Simonetta Manasia. Laureata in Economia e Commercio, dopo la pensione si è dedicata alla scrittura. Ha partecipato ad alcune edizioni del Concorso 50&Più e nel 2014 ha ricevuto la Menzione speciale della giuria per la prosa. Vive a Livorno.
Avevo appena dieci anni e non sopportavo più di essere sempre alla moda e di comportarmi in modo diverso, secondo gli ambienti che frequentavo.
Voi non ci crederete ma possedevo un armadio pieno di vestiti, un mobile che non avrei voluto mai aprire e desideravo fortemente di sotterrare la chiave che era infilata nella sua toppa.
Tutti i giorni dovevo decidere insieme alla mia esigente madre la mise da indossare con discussioni infinite : quel pantalone non stava ben con quella maglia, se il vestito era troppo colorato o troppo scuro etc… etc…
Io non avevo voce in capitolo e subivo le sue scelte ma quello che mi faceva più arrabbiare era che mi metteva il grembiulino come le mie compagne poiché le persone non avrebbero potuto vedere la mia eleganza.
La sveglia del mattino era un incubo ma non solo, nel pomeriggio se andavo da Rosa, la nonna materna dovevo mettere un vestito elegante, capelli raccolti per prendere il tè con le sue amiche, se andavo da Lucia, la nonna paterna, indossavo qualcosa di sportivo per andare in bicicletta, fare passeggiate nel parco pubblico e potevo azzardare anche piccole corsette.
Invidiavo molto Anna la mia compagna di classe, una bambina povera con solo due vestiti, uno rosa e uno celeste, libera di sdraiarsi sul pavimento per ridere a crepapelle, di macchiarsi quando faceva merenda, saltare e ballare felice.
Anna rappresentava per me la LIBERTÀ, la semplicità, la gioia.
Tornava a casa e trovava sempre la mamma che le aveva cucinato piatti caldi, trovava amore.
Io tornavo a casa con la babysitter i cibi si ordinavano al ristornate e l’amore che trovava Anna non c’era.
Del resto mia madre faceva la stilista, non aveva tanto tempo per me, se no quello di scegliere i vestiti il mattino.
Tante domande mi balenavano nella mente e anche tanti dubbi su mia madre, perché aveva desiderato una figlia, se la considerava come fosse un manichino da esporre in vetrina per affermare il suo nome, le sue qualità, le sue conoscenze della moda.

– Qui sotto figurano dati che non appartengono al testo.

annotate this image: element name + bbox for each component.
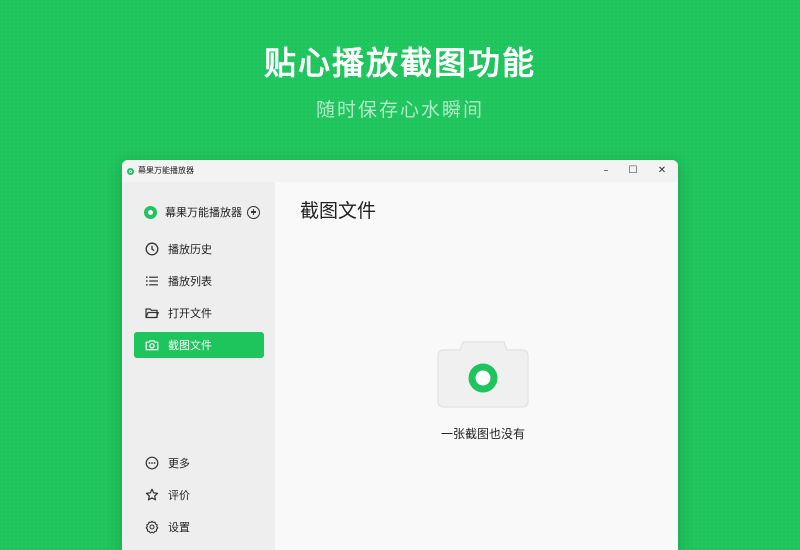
sidebar-item-settings[interactable]: 设置: [134, 514, 264, 540]
page-title: 截图文件: [300, 200, 377, 222]
sidebar-item-open-file[interactable]: 打开文件: [134, 300, 264, 326]
gear-icon: [145, 520, 159, 534]
sidebar-item-playlist[interactable]: 播放列表: [134, 268, 264, 294]
sidebar-item-screenshots[interactable]: 截图文件: [134, 332, 264, 358]
list-icon: [145, 274, 159, 288]
folder-icon: [145, 306, 159, 320]
empty-camera-icon: [436, 338, 530, 408]
brand-logo-icon: [144, 205, 157, 219]
camera-icon: [145, 338, 159, 352]
sidebar-item-label: 评价: [168, 489, 190, 502]
brand-name: 幕果万能播放器: [165, 206, 242, 219]
title-bar[interactable]: 幕果万能播放器 – ☐ ✕: [122, 160, 678, 182]
star-icon: [145, 488, 159, 502]
sidebar-item-label: 播放列表: [168, 275, 212, 288]
maximize-button[interactable]: ☐: [619, 162, 647, 180]
sidebar-item-label: 打开文件: [168, 307, 212, 320]
sidebar-item-label: 播放历史: [168, 243, 212, 256]
sidebar-item-label: 截图文件: [168, 339, 212, 352]
sidebar-item-rate[interactable]: 评价: [134, 482, 264, 508]
close-button[interactable]: ✕: [648, 162, 676, 180]
sidebar-item-more[interactable]: 更多: [134, 450, 264, 476]
more-icon: [145, 456, 159, 470]
sidebar-item-label: 更多: [168, 457, 190, 470]
sidebar-item-history[interactable]: 播放历史: [134, 236, 264, 262]
add-icon[interactable]: [247, 205, 260, 219]
sidebar-brand: 幕果万能播放器: [144, 202, 260, 222]
window-title: 幕果万能播放器: [138, 166, 194, 175]
promo-headline: 贴心播放截图功能: [263, 44, 536, 82]
sidebar: 幕果万能播放器 播放历史 播放列表 打开文件 截图文件 更多 评价 设置: [122, 182, 275, 550]
sidebar-item-label: 设置: [168, 521, 190, 534]
app-logo-icon: [127, 168, 134, 175]
clock-icon: [145, 242, 159, 256]
empty-state-text: 一张截图也没有: [440, 427, 525, 441]
app-window: 幕果万能播放器 – ☐ ✕ 幕果万能播放器 播放历史 播放列表 打开文件 截图文…: [122, 160, 678, 550]
minimize-button[interactable]: –: [592, 162, 620, 180]
promo-subline: 随时保存心水瞬间: [315, 99, 484, 121]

Un giorno Anna si recò a casa mia per i compiti poi decidemmo di giocare, indovinate quale scegliemmo? L’unico che conoscevo, indossare i miei vestiti e fare delle sfilate come modelle.
Ci divertimmo ma quando Anna se ne andò la solitudine mi assalì.
Sola, con i mille vestiti. Impazzii, presi un fiammifero e detti fuoco a quei cenci che odiavo ma uno zampillo volò sulla mia maglietta, il calore avvolse il mio corpo e finalmente fui libera.
Mia madre ebbe il compito di mettermi l’ultimo vestito e sarà stato certamente molto elegante.